Si Nicolas Maduro n’organisait pas de présidentielle, avait prévenu dimanche la ministre française des Affaires européennes Nathalie Loiseau, «nous considérerons que Juan Guaido est légitime pour les organiser à sa place et nous le considérerons comme le président par intérim jusqu’à des élections légitimes». «Ce que répond jusqu’à présent M. Maduro, c’est ‘je vais organiser des élections législatives’, sous-entendu ‘je veux me débarrasser du président du Parlement (où l’opposition est actuellement majoritaire, ndlr), M. Guaido’, qui est justement soutenu par les manifestants. Là encore, cette réponse est une farce, une farce tragique», ajoutait-elle.

Jeudi, le Parlement européen a reconnu l’autorité de Juan Guaido et a appelé l’ensemble des pays de l’Union européenne à faire de même. Les États-Unis, le Canada et de nombreux pays d’Amérique latine, dont la Colombie et le Brésil, ont déjà reconnu Juan Guaido, mais l’immense majorité des 193 États membres de l’ONU reconnaissent quant à eux Nicolas Maduro.

«Ingérence destructrice»

Donald Trump a de son côté réaffirmé que le recours à l’armée américaine au Venezuela était «une option», dans un entretien avec la chaîne de télévision américaine CBS diffusé dimanche. Soutenu notamment par la Russie, la Chine, la Corée du Nord, la Turquie ou encore Cuba, Nicolas Maduro, 56 ans, accuse les États-Unis d’orchestrer un coup d’État. «La solution à ces problèmes (au Venezuela), avant tout socio-économiques, doit être trouvée et mise en œuvre par les Vénézuéliens eux-mêmes. La tâche de la communauté internationale est de les aider dans ce domaine, sans ingérence extérieure destructrice», a à cet égard déclaré le responsable du département chargé de l’Amérique latine au ministère russe des Affaires étrangères, Alexandre Chtchetinine, cité par l’agence de presse Interfax.

Lors de sa première réapparition en public en six mois, Nicolas Maduro avait rassemblé samedi des milliers de ses partisans à Caracas. Il avait relancé l’idée de législatives anticipées dans le courant de l’année, pour remplacer un Parlement dépouillé de l’essentiel de ses prérogatives au profit d’une Assemblée constituante qui lui est acquise.
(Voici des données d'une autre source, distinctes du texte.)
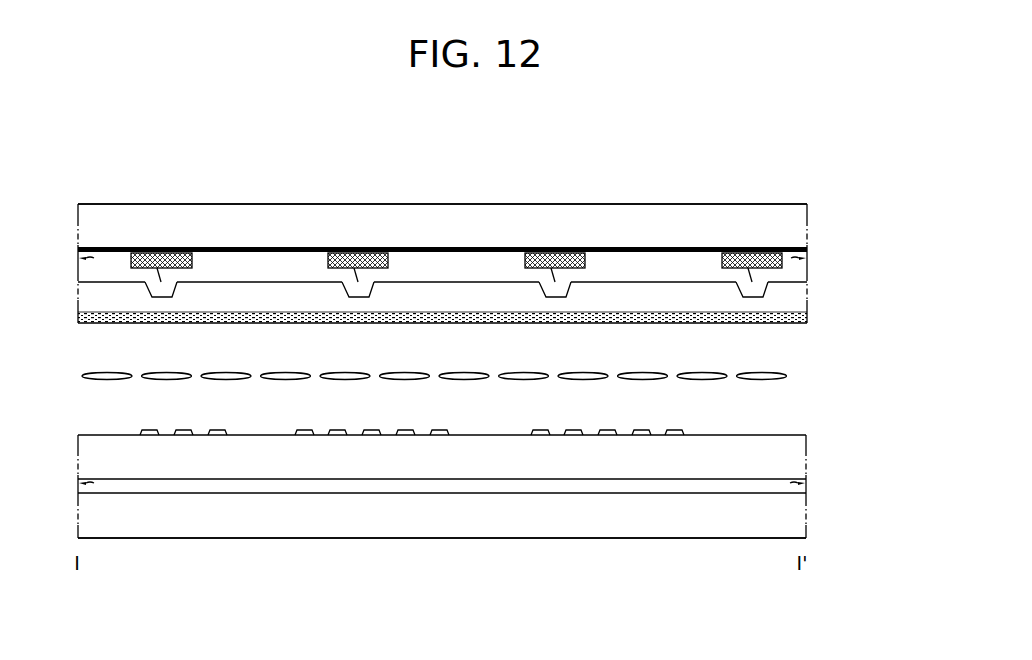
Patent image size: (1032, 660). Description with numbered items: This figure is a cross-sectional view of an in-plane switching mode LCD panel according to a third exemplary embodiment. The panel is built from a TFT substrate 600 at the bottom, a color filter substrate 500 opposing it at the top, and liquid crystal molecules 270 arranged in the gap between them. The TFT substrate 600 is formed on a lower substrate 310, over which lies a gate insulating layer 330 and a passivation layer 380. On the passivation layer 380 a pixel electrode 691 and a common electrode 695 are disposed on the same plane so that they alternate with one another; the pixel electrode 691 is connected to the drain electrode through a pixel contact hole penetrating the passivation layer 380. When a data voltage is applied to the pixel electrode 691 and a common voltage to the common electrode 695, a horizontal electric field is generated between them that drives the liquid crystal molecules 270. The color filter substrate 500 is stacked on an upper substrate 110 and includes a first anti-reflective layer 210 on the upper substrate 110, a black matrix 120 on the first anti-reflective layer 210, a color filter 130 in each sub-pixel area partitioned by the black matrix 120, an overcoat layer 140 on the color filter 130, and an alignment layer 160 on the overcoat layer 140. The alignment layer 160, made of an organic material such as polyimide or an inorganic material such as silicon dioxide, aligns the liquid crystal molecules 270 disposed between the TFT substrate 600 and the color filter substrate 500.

The upper substrate 110 is at (438, 210).
The black matrix 120 is at (352, 280).
The color filter 130 is at (282, 255).
The overcoat layer 140 is at (518, 285).
The alignment layer 160 is at (598, 318).
The first anti-reflective layer 210 is at (674, 247).
The liquid crystal molecules 270 is at (816, 375).
The lower substrate 310 is at (642, 533).
The gate insulating layer 330 is at (572, 490).
The passivation layer 380 is at (132, 473).
The color filter substrate 500 is at (479, 239).
The TFT substrate 600 is at (479, 508).
The pixel electrode 691 is at (304, 436).
The common electrode 695 is at (337, 436).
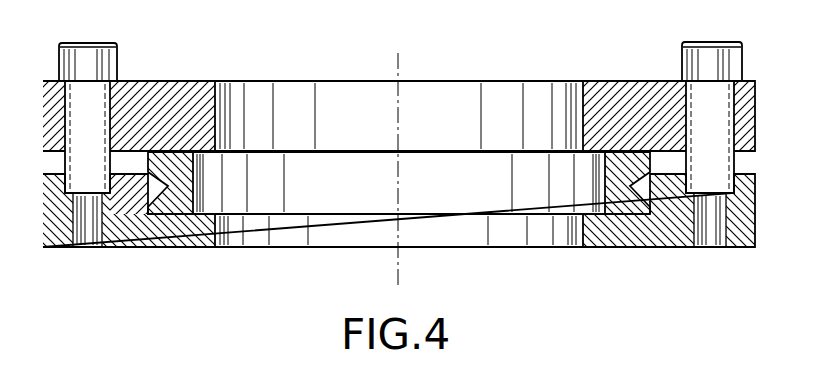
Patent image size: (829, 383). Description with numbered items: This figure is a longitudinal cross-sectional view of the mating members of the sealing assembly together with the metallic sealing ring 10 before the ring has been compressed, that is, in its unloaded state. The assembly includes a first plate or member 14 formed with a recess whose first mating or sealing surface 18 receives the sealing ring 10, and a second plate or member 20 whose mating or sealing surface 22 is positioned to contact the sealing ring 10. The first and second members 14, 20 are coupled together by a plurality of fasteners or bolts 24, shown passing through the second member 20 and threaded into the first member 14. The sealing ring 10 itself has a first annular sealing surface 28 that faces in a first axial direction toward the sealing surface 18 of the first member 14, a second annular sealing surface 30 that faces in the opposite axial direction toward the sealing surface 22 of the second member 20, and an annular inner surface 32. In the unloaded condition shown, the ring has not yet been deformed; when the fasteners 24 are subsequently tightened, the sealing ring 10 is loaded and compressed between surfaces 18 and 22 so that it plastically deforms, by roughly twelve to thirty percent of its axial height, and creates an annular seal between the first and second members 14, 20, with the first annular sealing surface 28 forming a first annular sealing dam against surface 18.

The metallic sealing ring 10 is at (539, 229).
The first plate or member 14 is at (163, 260).
The first mating or sealing surface 18 is at (205, 199).
The second plate or member 20 is at (187, 70).
The mating or sealing surface 22 is at (206, 153).
The fasteners or bolts 24 is at (93, 43).
The first annular sealing surface 28 is at (413, 229).
The second annular sealing surface 30 is at (332, 152).
The annular inner surface 32 is at (604, 172).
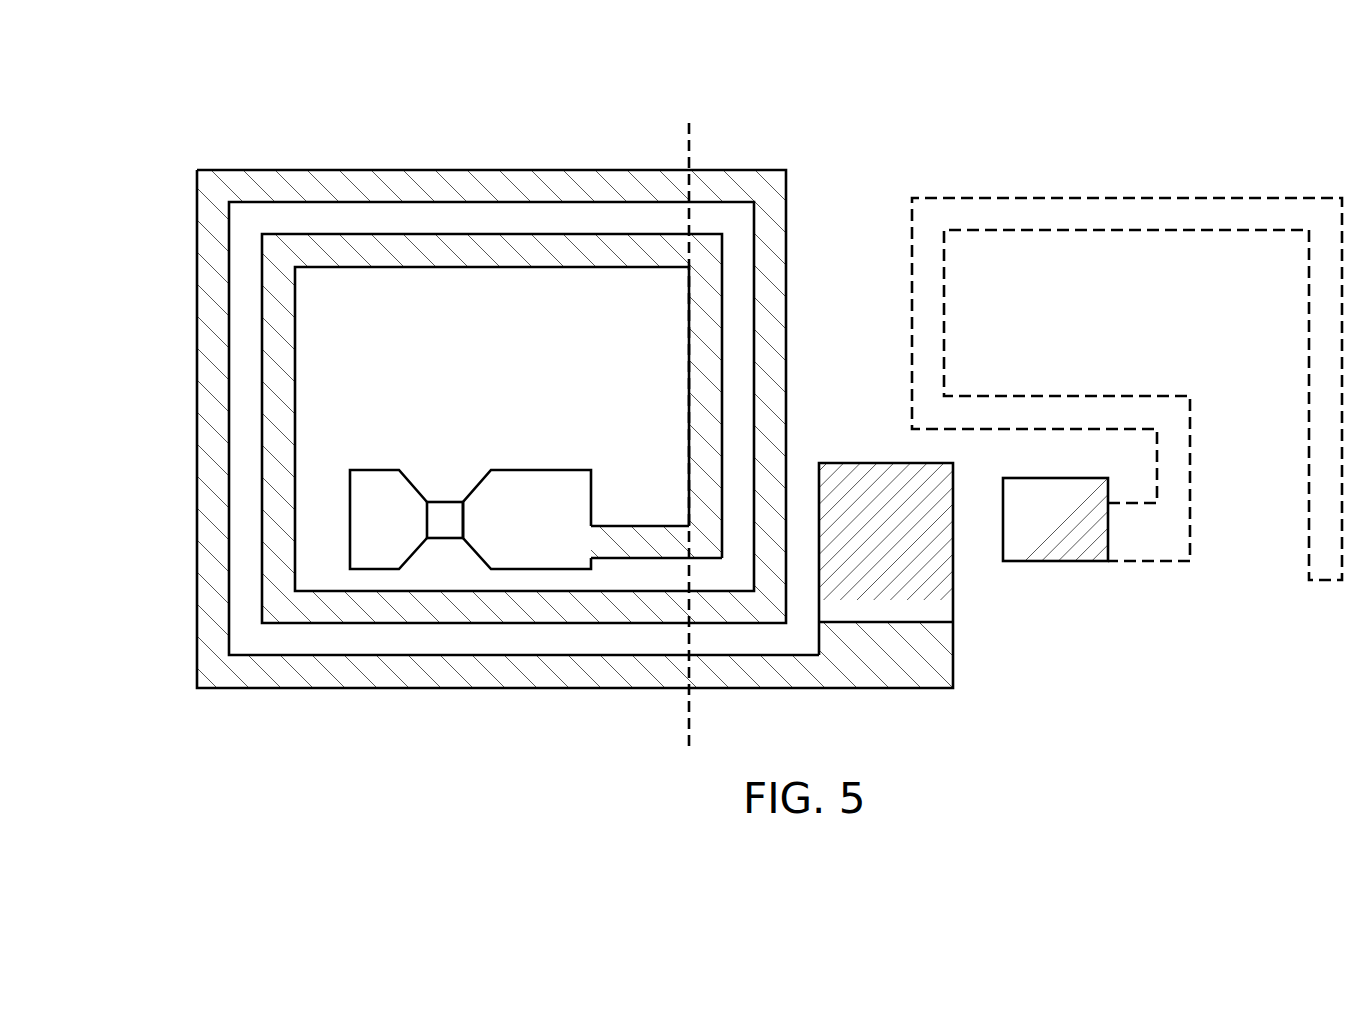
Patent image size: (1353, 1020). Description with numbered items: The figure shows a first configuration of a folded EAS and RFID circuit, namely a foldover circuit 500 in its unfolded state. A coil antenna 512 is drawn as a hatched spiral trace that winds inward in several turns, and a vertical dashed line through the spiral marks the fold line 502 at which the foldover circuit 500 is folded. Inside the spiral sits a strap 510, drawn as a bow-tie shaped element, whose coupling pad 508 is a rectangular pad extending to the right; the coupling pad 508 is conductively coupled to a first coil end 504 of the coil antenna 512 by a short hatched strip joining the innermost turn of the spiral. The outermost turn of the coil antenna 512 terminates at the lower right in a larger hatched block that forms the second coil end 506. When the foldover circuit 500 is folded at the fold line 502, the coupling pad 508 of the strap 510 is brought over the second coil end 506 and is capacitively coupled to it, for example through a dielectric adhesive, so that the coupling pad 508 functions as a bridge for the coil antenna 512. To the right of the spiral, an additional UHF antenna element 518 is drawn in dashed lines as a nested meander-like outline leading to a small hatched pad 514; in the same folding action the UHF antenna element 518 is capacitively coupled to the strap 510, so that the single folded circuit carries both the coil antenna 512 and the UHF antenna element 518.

The foldover circuit 500 is at (150, 132).
The fold line 502 is at (685, 748).
The first coil end 504 is at (597, 538).
The second coil end 506 is at (926, 587).
The coupling pad 508 is at (530, 487).
The strap 510 is at (375, 465).
The coil antenna 512 is at (342, 169).
The contact pad 514 is at (1119, 550).
The UHF antenna element 518 is at (1118, 197).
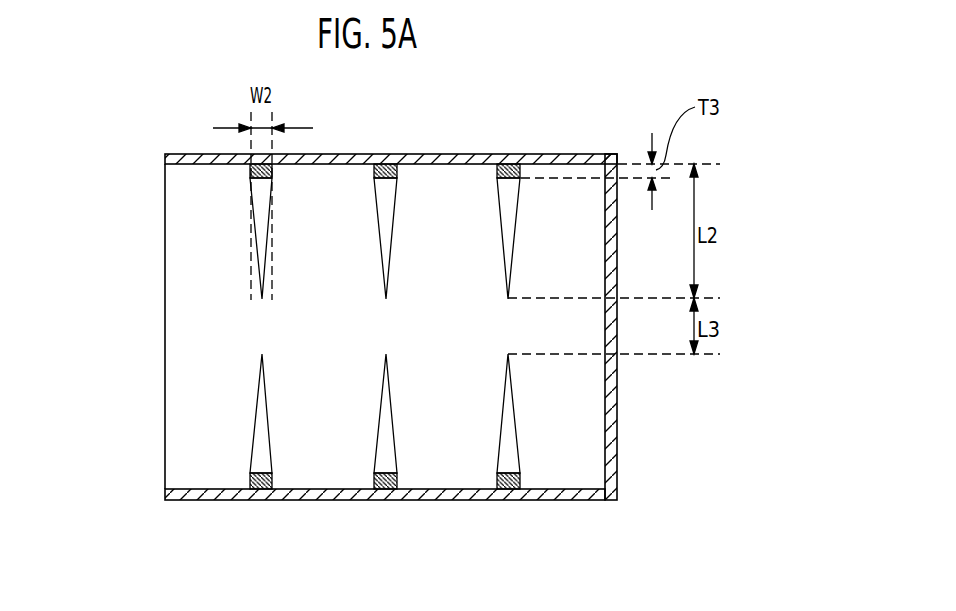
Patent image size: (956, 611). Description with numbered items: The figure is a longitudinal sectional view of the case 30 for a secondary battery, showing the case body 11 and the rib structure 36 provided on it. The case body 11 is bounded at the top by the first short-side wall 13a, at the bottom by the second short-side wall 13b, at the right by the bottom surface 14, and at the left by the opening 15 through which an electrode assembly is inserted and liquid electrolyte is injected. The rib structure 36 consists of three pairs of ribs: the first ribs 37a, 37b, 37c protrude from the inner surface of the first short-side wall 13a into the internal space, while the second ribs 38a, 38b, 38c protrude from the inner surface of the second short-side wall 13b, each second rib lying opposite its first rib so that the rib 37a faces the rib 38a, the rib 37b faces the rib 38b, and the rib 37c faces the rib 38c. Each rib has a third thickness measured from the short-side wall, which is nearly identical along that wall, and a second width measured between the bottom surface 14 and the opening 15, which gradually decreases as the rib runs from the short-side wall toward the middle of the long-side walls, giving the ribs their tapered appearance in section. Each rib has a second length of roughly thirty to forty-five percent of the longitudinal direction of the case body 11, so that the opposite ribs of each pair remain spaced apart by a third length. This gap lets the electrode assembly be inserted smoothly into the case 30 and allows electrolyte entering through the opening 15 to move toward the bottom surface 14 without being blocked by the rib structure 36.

The case for secondary battery 30 is at (118, 167).
The case body 11 is at (490, 149).
The first short-side wall 13a is at (590, 153).
The second short-side wall 13b is at (589, 501).
The bottom surface 14 is at (612, 394).
The opening 15 is at (165, 428).
The rib structure 36 is at (244, 460).
The 1A-th rib 37a is at (265, 199).
The 1B-th rib 37b is at (382, 199).
The 1C-th rib 37c is at (507, 199).
The 2A-th rib 38a is at (265, 457).
The 2B-th rib 38b is at (390, 457).
The 2C-th rib 38c is at (503, 456).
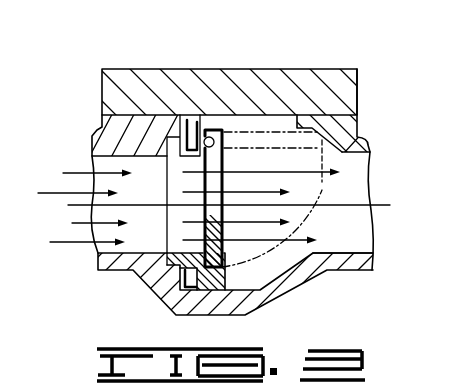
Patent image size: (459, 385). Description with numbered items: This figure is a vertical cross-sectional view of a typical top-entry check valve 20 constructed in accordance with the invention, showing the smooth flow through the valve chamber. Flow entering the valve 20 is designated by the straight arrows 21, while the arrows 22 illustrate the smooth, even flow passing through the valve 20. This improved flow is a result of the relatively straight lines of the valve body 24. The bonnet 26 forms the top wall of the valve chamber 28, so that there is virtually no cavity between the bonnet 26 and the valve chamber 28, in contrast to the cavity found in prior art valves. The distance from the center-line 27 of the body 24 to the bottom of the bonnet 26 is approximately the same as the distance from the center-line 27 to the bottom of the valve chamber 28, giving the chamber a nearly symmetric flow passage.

The top-entry check valve 20 is at (105, 58).
The straight arrows 21 is at (85, 173).
The arrows 22 is at (263, 172).
The valve body 24 is at (108, 140).
The bonnet 26 is at (178, 80).
The center-line 27 is at (377, 203).
The valve chamber 28 is at (370, 188).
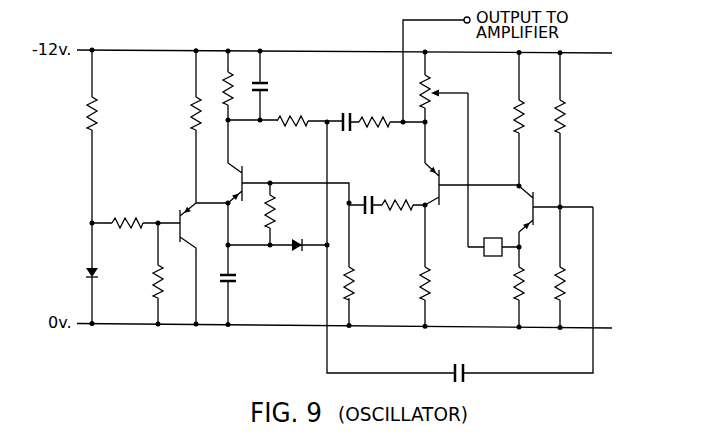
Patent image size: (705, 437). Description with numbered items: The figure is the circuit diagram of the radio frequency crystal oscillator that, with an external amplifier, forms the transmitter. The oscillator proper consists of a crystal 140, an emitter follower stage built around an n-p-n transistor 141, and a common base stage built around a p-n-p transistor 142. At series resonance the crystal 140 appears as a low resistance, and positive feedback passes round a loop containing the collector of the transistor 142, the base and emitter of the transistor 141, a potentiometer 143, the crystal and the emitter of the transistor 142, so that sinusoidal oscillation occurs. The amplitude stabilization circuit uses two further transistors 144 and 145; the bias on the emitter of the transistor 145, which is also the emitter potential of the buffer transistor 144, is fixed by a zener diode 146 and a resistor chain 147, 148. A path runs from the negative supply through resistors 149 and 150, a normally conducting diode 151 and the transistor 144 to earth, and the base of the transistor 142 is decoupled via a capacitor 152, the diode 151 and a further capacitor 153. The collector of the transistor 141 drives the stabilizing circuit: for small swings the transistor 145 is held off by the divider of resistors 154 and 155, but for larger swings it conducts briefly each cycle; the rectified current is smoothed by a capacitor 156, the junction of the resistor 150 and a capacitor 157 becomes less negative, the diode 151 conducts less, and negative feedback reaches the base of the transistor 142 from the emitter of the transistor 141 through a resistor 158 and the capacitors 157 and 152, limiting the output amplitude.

The crystal 140 is at (491, 256).
The transistor 141 is at (430, 194).
The transistor 142 is at (525, 215).
The potentiometer 143 is at (431, 90).
The transistor 144 is at (213, 231).
The transistor 145 is at (234, 191).
The zener diode 146 is at (96, 270).
The resistor 147 is at (128, 219).
The resistor 148 is at (155, 287).
The resistor 149 is at (227, 88).
The resistor 150 is at (292, 119).
The diode 151 is at (300, 252).
The capacitor 152 is at (464, 370).
The capacitor 153 is at (234, 283).
The resistor 154 is at (274, 214).
The resistor 155 is at (352, 278).
The capacitor 156 is at (262, 85).
The capacitor 157 is at (350, 129).
The resistor 158 is at (378, 118).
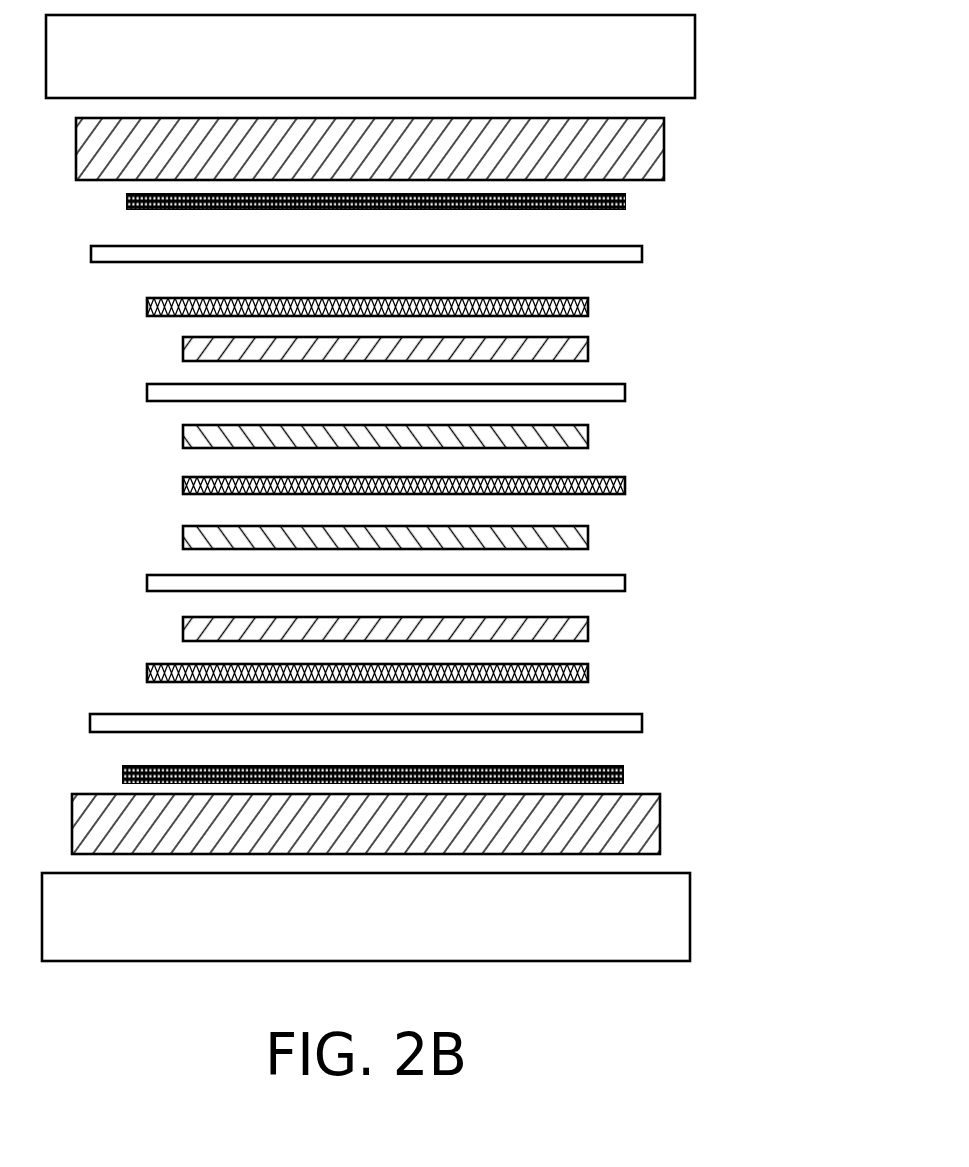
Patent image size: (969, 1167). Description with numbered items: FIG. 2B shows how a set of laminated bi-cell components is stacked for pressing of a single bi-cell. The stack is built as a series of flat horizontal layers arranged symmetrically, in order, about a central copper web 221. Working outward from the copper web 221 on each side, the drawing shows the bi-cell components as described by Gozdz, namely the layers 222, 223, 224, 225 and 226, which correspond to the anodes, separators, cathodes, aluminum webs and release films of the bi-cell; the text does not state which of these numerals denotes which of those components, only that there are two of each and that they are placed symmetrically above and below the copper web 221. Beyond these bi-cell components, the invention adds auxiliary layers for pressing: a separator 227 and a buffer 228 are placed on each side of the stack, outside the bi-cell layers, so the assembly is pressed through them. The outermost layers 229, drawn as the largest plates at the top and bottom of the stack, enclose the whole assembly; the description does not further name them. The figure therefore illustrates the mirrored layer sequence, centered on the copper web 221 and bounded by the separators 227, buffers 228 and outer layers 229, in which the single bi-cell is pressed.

Devant la représentation de l’Union européenne à Caracas, Juan Guaido a prédit samedi un mois de février «déterminant» et a appelé ses partisans à une nouvelle manifestation le 12 février. Il a également annoncé l’arrivée dans les prochains jours d’une aide humanitaire. Selon lui, des centres de collecte doivent être installés de l’autre côté de la frontière, en Colombie et au Brésil, et sur une «île des Caraïbes». Les États-Unis ont de leur côté fait savoir, via un message sur Twitter du conseiller à la Sécurité nationale John Bolton, qu’à la demande du chef de l’opposition, ils préparaient déjà et «transportaient de l’aide humanitaire» destinée au Venezuela. Les habitants du Venezuela, pays pétrolier autrefois le plus riche d’Amérique latine, sont désormais confrontés à de graves pénuries, ainsi qu’à une inflation galopante. Depuis 2015, quelque 2,3 millions d’entre eux ont choisi de s’exiler, sur une population totale de 31 millions d’habitants.